My mind drifts to the only person I know that pushes all my buttons without even trying. Jules Tombs. The man that tends to flit into my mind at the most inopportune times. I may dislike hot guys because of their usual lack of personality and manners, but I will concede that there’s a lot more to Jules Tombs than meets the eye. Yes he may be moody and grumpy and lack basic manners and sometimes language skills, but I’ve seen him with his family, the MC family, the kids and Juno, and there’s a big heart in that man. I’m just not so sure that he knows it himself.

* * *

I’m tucked up in bed, trying to read a new MC book, but instead I’m lamenting the end of my relationship with Josh. I may have already eaten a tub of ice cream that had tears in it. I mean, we’d only been seeing each other for six months but I really, really liked him and could see myself building a future with him. Now that the blinders have been taken off I can kind of see where Josh was a bit of a snob. He kept pushing me to take on nursing jobs, saying I was wasting my potential working at my Mom’s or nannying. Now I can see that the nice guy schtick was an act. He was always going on about having to project a good image for his career so I’m guessing he was with me because he thought I was hot. Well, now he has a hot ex-girlfriend that will kick his ass if I ever see him again. You don’t say shit about my family and get away with it.

Rolling to get comfortable I’m startled by my phone blasting Fleetwood Mac’s “Silver Springs”. I changed it 20 minutes ago feeling the same anger as Stevie did. I’ll haunt that man for life, I have decided. My phone continues to ring and I frown down at the number, sliding my thumb across the screen to answer it.
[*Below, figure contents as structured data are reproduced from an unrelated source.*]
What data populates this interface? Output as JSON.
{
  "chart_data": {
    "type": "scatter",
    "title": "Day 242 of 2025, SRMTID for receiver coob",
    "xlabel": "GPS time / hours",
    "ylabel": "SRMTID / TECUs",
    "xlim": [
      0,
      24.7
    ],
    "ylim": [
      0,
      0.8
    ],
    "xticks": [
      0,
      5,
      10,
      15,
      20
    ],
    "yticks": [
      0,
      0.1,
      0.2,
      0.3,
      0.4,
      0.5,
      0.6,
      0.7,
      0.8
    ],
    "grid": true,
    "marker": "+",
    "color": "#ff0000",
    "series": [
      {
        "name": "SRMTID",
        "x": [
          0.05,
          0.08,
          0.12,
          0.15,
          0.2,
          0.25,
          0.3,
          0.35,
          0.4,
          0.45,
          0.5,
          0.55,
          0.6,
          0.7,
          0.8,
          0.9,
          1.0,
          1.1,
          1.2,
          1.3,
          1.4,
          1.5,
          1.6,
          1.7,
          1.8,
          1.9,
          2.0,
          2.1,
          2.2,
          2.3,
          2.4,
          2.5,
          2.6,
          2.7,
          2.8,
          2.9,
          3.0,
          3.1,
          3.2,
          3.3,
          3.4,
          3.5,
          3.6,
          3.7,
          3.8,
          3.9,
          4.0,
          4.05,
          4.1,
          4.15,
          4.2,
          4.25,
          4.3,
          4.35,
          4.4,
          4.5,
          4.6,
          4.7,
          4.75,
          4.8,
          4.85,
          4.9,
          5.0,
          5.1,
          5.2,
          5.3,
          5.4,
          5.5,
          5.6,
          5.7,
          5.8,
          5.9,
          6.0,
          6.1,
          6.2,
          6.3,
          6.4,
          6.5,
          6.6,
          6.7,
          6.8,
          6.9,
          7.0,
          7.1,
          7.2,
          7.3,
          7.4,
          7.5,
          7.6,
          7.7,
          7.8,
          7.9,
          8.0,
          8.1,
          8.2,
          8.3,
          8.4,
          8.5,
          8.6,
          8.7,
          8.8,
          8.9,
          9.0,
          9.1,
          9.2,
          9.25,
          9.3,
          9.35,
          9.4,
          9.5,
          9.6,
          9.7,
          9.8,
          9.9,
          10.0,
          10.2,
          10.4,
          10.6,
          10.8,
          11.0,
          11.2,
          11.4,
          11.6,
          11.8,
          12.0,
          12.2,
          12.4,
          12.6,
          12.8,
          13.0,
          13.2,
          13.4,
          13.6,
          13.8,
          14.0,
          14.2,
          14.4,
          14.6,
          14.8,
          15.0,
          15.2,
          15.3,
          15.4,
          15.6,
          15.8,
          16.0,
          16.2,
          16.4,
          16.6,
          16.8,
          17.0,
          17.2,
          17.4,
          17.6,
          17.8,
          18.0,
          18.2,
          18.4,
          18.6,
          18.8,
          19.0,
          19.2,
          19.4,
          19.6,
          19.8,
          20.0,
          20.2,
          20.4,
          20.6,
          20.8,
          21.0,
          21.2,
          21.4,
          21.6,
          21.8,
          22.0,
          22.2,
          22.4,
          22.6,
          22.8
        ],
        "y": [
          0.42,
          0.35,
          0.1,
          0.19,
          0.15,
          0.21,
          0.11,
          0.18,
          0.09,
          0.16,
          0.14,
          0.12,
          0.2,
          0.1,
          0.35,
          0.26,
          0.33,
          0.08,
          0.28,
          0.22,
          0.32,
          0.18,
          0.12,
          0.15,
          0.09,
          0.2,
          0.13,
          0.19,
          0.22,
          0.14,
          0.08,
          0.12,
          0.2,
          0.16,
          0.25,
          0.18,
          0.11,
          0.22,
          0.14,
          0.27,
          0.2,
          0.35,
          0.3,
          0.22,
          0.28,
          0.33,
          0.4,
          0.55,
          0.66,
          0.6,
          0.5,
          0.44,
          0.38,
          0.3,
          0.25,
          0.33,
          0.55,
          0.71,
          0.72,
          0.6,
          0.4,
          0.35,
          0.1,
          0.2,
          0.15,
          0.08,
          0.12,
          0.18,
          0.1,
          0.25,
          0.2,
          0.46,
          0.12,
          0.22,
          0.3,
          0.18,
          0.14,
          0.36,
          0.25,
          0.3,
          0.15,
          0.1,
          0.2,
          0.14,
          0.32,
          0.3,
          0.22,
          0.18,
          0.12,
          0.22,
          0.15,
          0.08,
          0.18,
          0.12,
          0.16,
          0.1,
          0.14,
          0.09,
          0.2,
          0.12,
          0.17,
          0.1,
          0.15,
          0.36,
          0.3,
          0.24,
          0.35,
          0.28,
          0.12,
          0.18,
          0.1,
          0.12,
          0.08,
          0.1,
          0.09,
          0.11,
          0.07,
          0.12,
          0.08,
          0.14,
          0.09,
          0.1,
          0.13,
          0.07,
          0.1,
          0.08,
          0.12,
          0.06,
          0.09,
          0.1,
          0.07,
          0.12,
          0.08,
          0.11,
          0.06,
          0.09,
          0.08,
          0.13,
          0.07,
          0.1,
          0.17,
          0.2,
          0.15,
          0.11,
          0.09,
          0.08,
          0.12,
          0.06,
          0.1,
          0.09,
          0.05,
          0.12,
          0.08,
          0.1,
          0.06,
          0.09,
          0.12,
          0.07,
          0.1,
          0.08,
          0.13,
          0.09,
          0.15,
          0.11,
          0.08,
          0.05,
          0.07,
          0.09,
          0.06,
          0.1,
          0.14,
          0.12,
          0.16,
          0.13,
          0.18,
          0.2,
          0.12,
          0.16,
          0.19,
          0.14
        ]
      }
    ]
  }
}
“Jules, is everything OK with Juno?”

“Violet,” his deep tone washes over me and my ice cream addled brain, “I know it’s late but we’re being called out, I hate to do this but can I bring Juno to you?”

I pull my phone back from my face to study the time before making a split decision. “Stay there, I’ll come to you.”

“Are you sur-”

I don’t even wait for an answer. Jules is incredibly professional. He wouldn’t call if it wasn’t important. Besides, Juno will be a welcome distraction to figuring out if I want to cry or punch Josh in the junk.